PR guru and ex political aide Andy Maciver offers his take on the RISE manifesto.
The left is a very crowded place in Scottish politics. The SNP has the rhetoric of the left and runs public services from the left, and although it has thus far taxed from the centre it shows signs of moving.
The traditional party of the left, Labour, has taken a sharp turn further in that direction under Jeremy Corbyn, with Kezia Dugdale following. The Lib Dems, which likes to think of itself as a party of the radical centre, has in fact moved well left in competition with Labour (inexplicably, as I wrote here last week). And the Greens, looking to capitalise the market of agitated, left-wing Yessers, has continued to adopt a hard-left position on key issues such as tax.
In this context, it is difficult to see where RISE fits in. This is backed up by multiple polls; since the party’s formation in August 2015 it has maxed-out at 3% nationally on the regional vote, and hasn’t risen above 2% in 2016. Of course, the regional vote (clue in the name) is regional and not national, but outside of Glasgow (where competition is further complicated by Tommy Sheridan) it is difficult to see where the party is close to the 6% required to scrape a seat, far less achieving an MSP in each region (as its leader, Colin Fox, predicted today).

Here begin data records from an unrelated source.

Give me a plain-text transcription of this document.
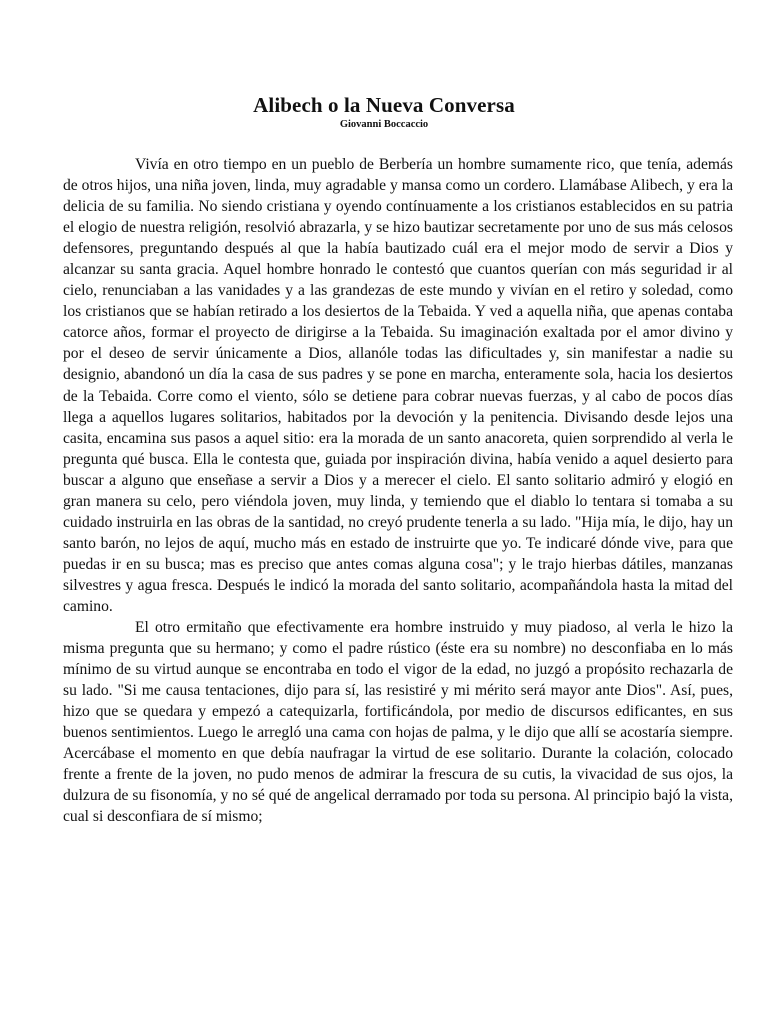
Alibech o la Nueva Conversa

Giovanni Boccaccio

Vivía en otro tiempo en un pueblo de Berbería un hombre sumamente rico, que tenía, además de otros hijos, una niña joven, linda, muy agradable y mansa como un cordero. Llamábase Alibech, y era la delicia de su familia. No siendo cristiana y oyendo contínuamente a los cristianos establecidos en su patria el elogio de nuestra religión, resolvió abrazarla, y se hizo bautizar secretamente por uno de sus más celosos defensores, preguntando después al que la había bautizado cuál era el mejor modo de servir a Dios y alcanzar su santa gracia. Aquel hombre honrado le contestó que cuantos querían con más seguridad ir al cielo, renunciaban a las vanidades y a las grandezas de este mundo y vivían en el retiro y soledad, como los cristianos que se habían retirado a los desiertos de la Tebaida. Y ved a aquella niña, que apenas contaba catorce años, formar el proyecto de dirigirse a la Tebaida. Su imaginación exaltada por el amor divino y por el deseo de servir únicamente a Dios, allanóle todas las dificultades y, sin manifestar a nadie su designio, abandonó un día la casa de sus padres y se pone en marcha, enteramente sola, hacia los desiertos de la Tebaida. Corre como el viento, sólo se detiene para cobrar nuevas fuerzas, y al cabo de pocos días llega a aquellos lugares solitarios, habitados por la devoción y la penitencia. Divisando desde lejos una casita, encamina sus pasos a aquel sitio: era la morada de un santo anacoreta, quien sorprendido al verla le pregunta qué busca. Ella le contesta que, guiada por inspiración divina, había venido a aquel desierto para buscar a alguno que enseñase a servir a Dios y a merecer el cielo. El santo solitario admiró y elogió en gran manera su celo, pero viéndola joven, muy linda, y temiendo que el diablo lo tentara si tomaba a su cuidado instruirla en las obras de la santidad, no creyó prudente tenerla a su lado. "Hija mía, le dijo, hay un santo barón, no lejos de aquí, mucho más en estado de instruirte que yo. Te indicaré dónde vive, para que puedas ir en su busca; mas es preciso que antes comas alguna cosa"; y le trajo hierbas dátiles, manzanas silvestres y agua fresca. Después le indicó la morada del santo solitario, acompañándola hasta la mitad del camino.

El otro ermitaño que efectivamente era hombre instruido y muy piadoso, al verla le hizo la misma pregunta que su hermano; y como el padre rústico (éste era su nombre) no desconfiaba en lo más mínimo de su virtud aunque se encontraba en todo el vigor de la edad, no juzgó a propósito rechazarla de su lado. "Si me causa tentaciones, dijo para sí, las resistiré y mi mérito será mayor ante Dios". Así, pues, hizo que se quedara y empezó a catequizarla, fortificándola, por medio de discursos edificantes, en sus buenos sentimientos. Luego le arregló una cama con hojas de palma, y le dijo que allí se acostaría siempre. Acercábase el momento en que debía naufragar la virtud de ese solitario. Durante la colación, colocado frente a frente de la joven, no pudo menos de admirar la frescura de su cutis, la vivacidad de sus ojos, la dulzura de su fisonomía, y no sé qué de angelical derramado por toda su persona. Al principio bajó la vista, cual si desconfiara de sí mismo;
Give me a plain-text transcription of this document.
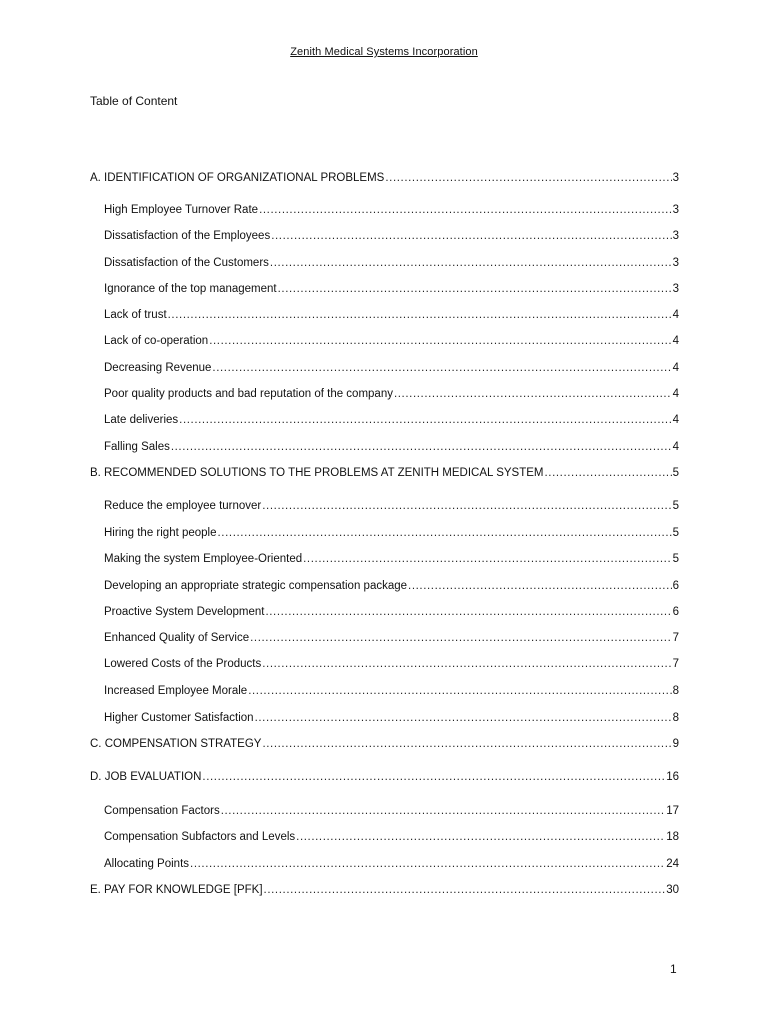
Zenith Medical Systems Incorporation
Table of Content
A. IDENTIFICATION OF ORGANIZATIONAL PROBLEMS .....	3
High Employee Turnover Rate .....	3
Dissatisfaction of the Employees .....	3
Dissatisfaction of the Customers .....	3
Ignorance of the top management .....	3
Lack of trust .....	4
Lack of co-operation .....	4
Decreasing Revenue .....	4
Poor quality products and bad reputation of the company .....	4
Late deliveries .....	4
Falling Sales .....	4
B. RECOMMENDED SOLUTIONS TO THE PROBLEMS AT ZENITH MEDICAL SYSTEM .....	5
Reduce the employee turnover .....	5
Hiring the right people .....	5
Making the system Employee-Oriented .....	5
Developing an appropriate strategic compensation package .....	6
Proactive System Development .....	6
Enhanced Quality of Service .....	7
Lowered Costs of the Products .....	7
Increased Employee Morale .....	8
Higher Customer Satisfaction .....	8
C. COMPENSATION STRATEGY .....	9
D. JOB EVALUATION .....	16
Compensation Factors .....	17
Compensation Subfactors and Levels .....	18
Allocating Points .....	24
E. PAY FOR KNOWLEDGE [PFK] .....	30
1
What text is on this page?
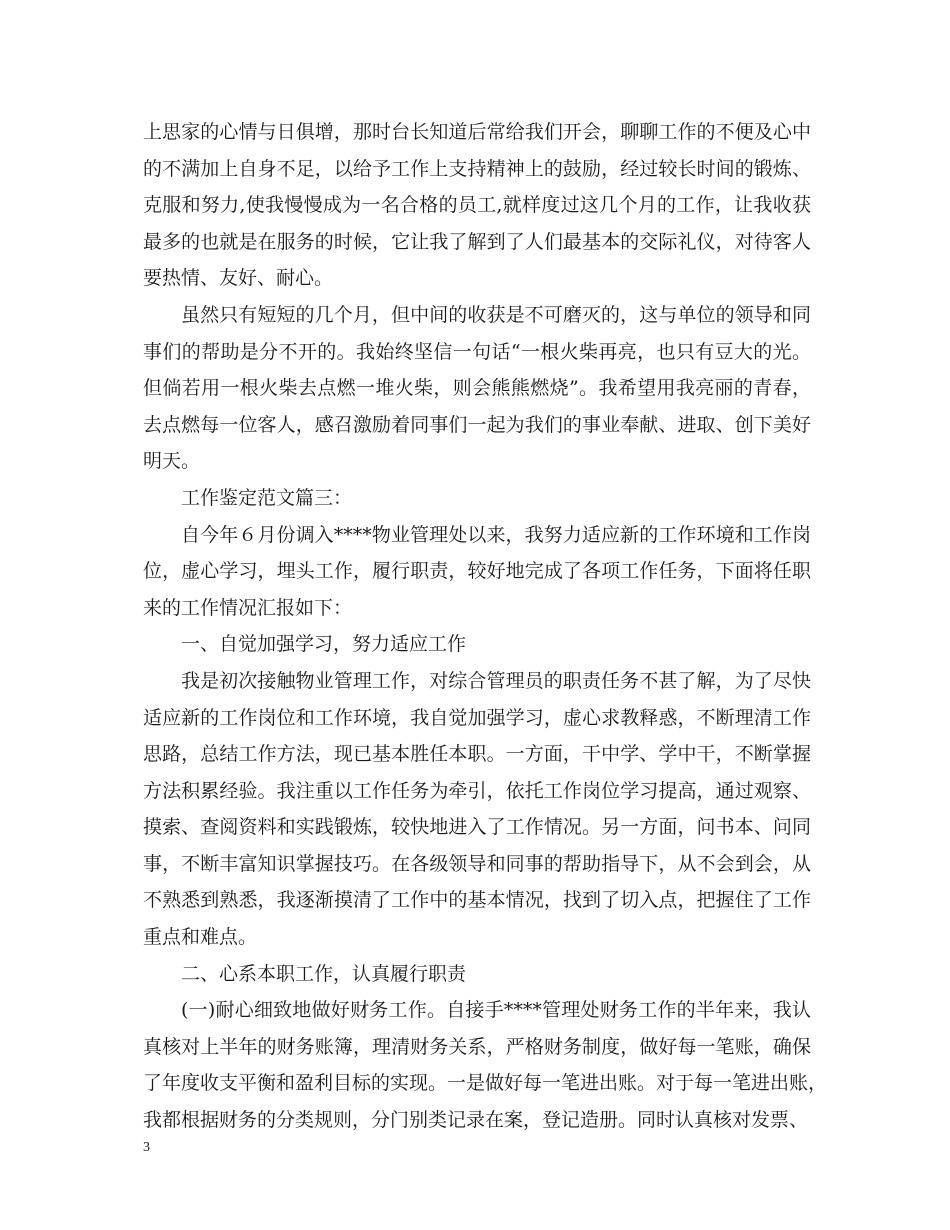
上思家的心情与日俱增，那时台长知道后常给我们开会，聊聊工作的不便及心中
的不满加上自身不足，以给予工作上支持精神上的鼓励，经过较长时间的锻炼、
克服和努力,使我慢慢成为一名合格的员工,就样度过这几个月的工作，让我收获
最多的也就是在服务的时候，它让我了解到了人们最基本的交际礼仪，对待客人
要热情、友好、耐心。
虽然只有短短的几个月，但中间的收获是不可磨灭的，这与单位的领导和同
事们的帮助是分不开的。我始终坚信一句话“一根火柴再亮，也只有豆大的光。
但倘若用一根火柴去点燃一堆火柴，则会熊熊燃烧”。我希望用我亮丽的青春，
去点燃每一位客人，感召激励着同事们一起为我们的事业奉献、进取、创下美好
明天。
工作鉴定范文篇三：
自今年６月份调入****物业管理处以来，我努力适应新的工作环境和工作岗
位，虚心学习，埋头工作，履行职责，较好地完成了各项工作任务，下面将任职
来的工作情况汇报如下：
一、自觉加强学习，努力适应工作
我是初次接触物业管理工作，对综合管理员的职责任务不甚了解，为了尽快
适应新的工作岗位和工作环境，我自觉加强学习，虚心求教释惑，不断理清工作
思路，总结工作方法，现已基本胜任本职。一方面，干中学、学中干，不断掌握
方法积累经验。我注重以工作任务为牵引，依托工作岗位学习提高，通过观察、
摸索、查阅资料和实践锻炼，较快地进入了工作情况。另一方面，问书本、问同
事，不断丰富知识掌握技巧。在各级领导和同事的帮助指导下，从不会到会，从
不熟悉到熟悉，我逐渐摸清了工作中的基本情况，找到了切入点，把握住了工作
重点和难点。
二、心系本职工作，认真履行职责
(一)耐心细致地做好财务工作。自接手****管理处财务工作的半年来，我认
真核对上半年的财务账簿，理清财务关系，严格财务制度，做好每一笔账，确保
了年度收支平衡和盈利目标的实现。一是做好每一笔进出账。对于每一笔进出账，
我都根据财务的分类规则，分门别类记录在案，登记造册。同时认真核对发票、
3
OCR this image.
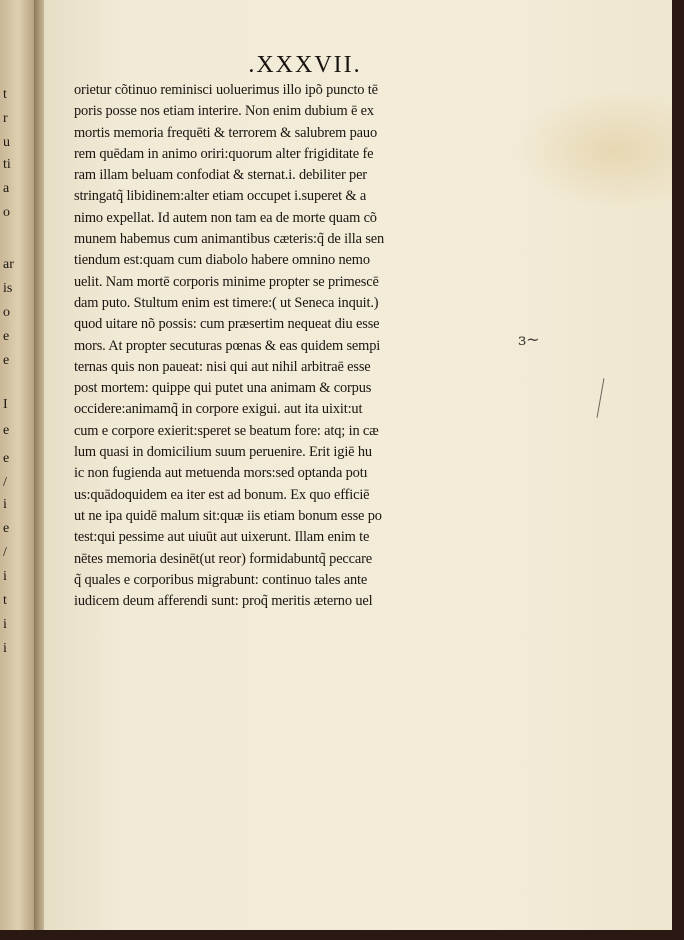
t
r
u
ti
a
o
ar
is
o
e
e
I
e
e
/
i
e
/
i
t
i
i
.XXXVII.
orietur cõtinuo reminisci uoluerimus illo ipõ puncto tē
poris posse nos etiam interire. Non enim dubium ē ex
mortis memoria frequēti & terrorem & salubrem pauo
rem quēdam in animo oriri:quorum alter frigiditate fe
ram illam beluam confodiat & sternat.i. debiliter per
stringatq̃ libidinem:alter etiam occupet i.superet & a
nimo expellat. Id autem non tam ea de morte quam cõ
munem habemus cum animantibus cæteris:q̃ de illa sen
tiendum est:quam cum diabolo habere omnino nemo
uelit. Nam mortē corporis minime propter se primescē
dam puto. Stultum enim est timere:( ut Seneca inquit.)
quod uitare nõ possis: cum præsertim nequeat diu esse
mors. At propter secuturas pœnas & eas quidem sempi
ternas quis non paueat: nisi qui aut nihil arbitraē esse
post mortem: quippe qui putet una animam & corpus
occidere:animamq̃ in corpore exigui. aut ita uixit:ut
cum e corpore exierit:speret se beatum fore: atq; in cæ
lum quasi in domicilium suum peruenire. Erit igiē hu
ic non fugienda aut metuenda mors:sed optanda potı
us:quādoquidem ea iter est ad bonum. Ex quo efficiē
ut ne ipa quidē malum sit:quæ iis etiam bonum esse po
test:qui pessime aut uiuūt aut uixerunt. Illam enim te
nētes memoria desinēt(ut reor) formidabuntq̃ peccare
q̃ quales e corporibus migrabunt: continuo tales ante
iudicem deum afferendi sunt: proq̃ meritis æterno uel
ɜ~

Is the party’s lowly position deserved? Well, their manifesto does reveal some clear red water between them and their competitors. The document’s cover majors on four issues; taxing the rich, ending cuts, land reform and #indyref2 and whilst there is nothing unique about those in headline format, the detail reveals a different grade of leftism. It wants a £20k minimum and £100k maximum wage; a national tax rise of one-third for anyone earning over £50k and a new local income tax on top of that; and it wants land removed from its owners.
RISE’s key selling point, though, will surely be its position on the second referendum. The party does have something unique to say here; the SNP has distanced itself from #indyref2, and whilst the Greens could be said to be keener, the wording in their manifesto is unnecessarily convoluted. Not so RISE, which promises a second poll in the next five years. This could appeal to a particular section of the electorate – not a huge section, but enough to win some list seats.
However there are two problems. Firstly, there is no evidence as yet that the RISE campaign has in place the structure or strategy to turn this message into votes. Some basic mistakes in their manifesto (they want a 60% tax rate on incomes over £150k as well as a maximum income of £100k, and they based their tax calculations on an incorrect current income tax rate) reflect badly on the party’s professionalism.
Secondly, and primarily, it remains difficult to see a space for RISE in our politics. If you are a hard-left independence supporter, you probably head towards the Greens. If you’re less focussed on independence and are just looking for a party to soak the rich, you could do worse that hang your hat on Jeremy Corbyn’s peg, since Labour at least have some skin already in the game.
What RISE is likely to wake up to on May 6th, though, is the realisation (again) that Scotland simply isn’t as left wing as it wants it to be. As Einstein said: “A man should look for what is. And not for what he thinks should be”.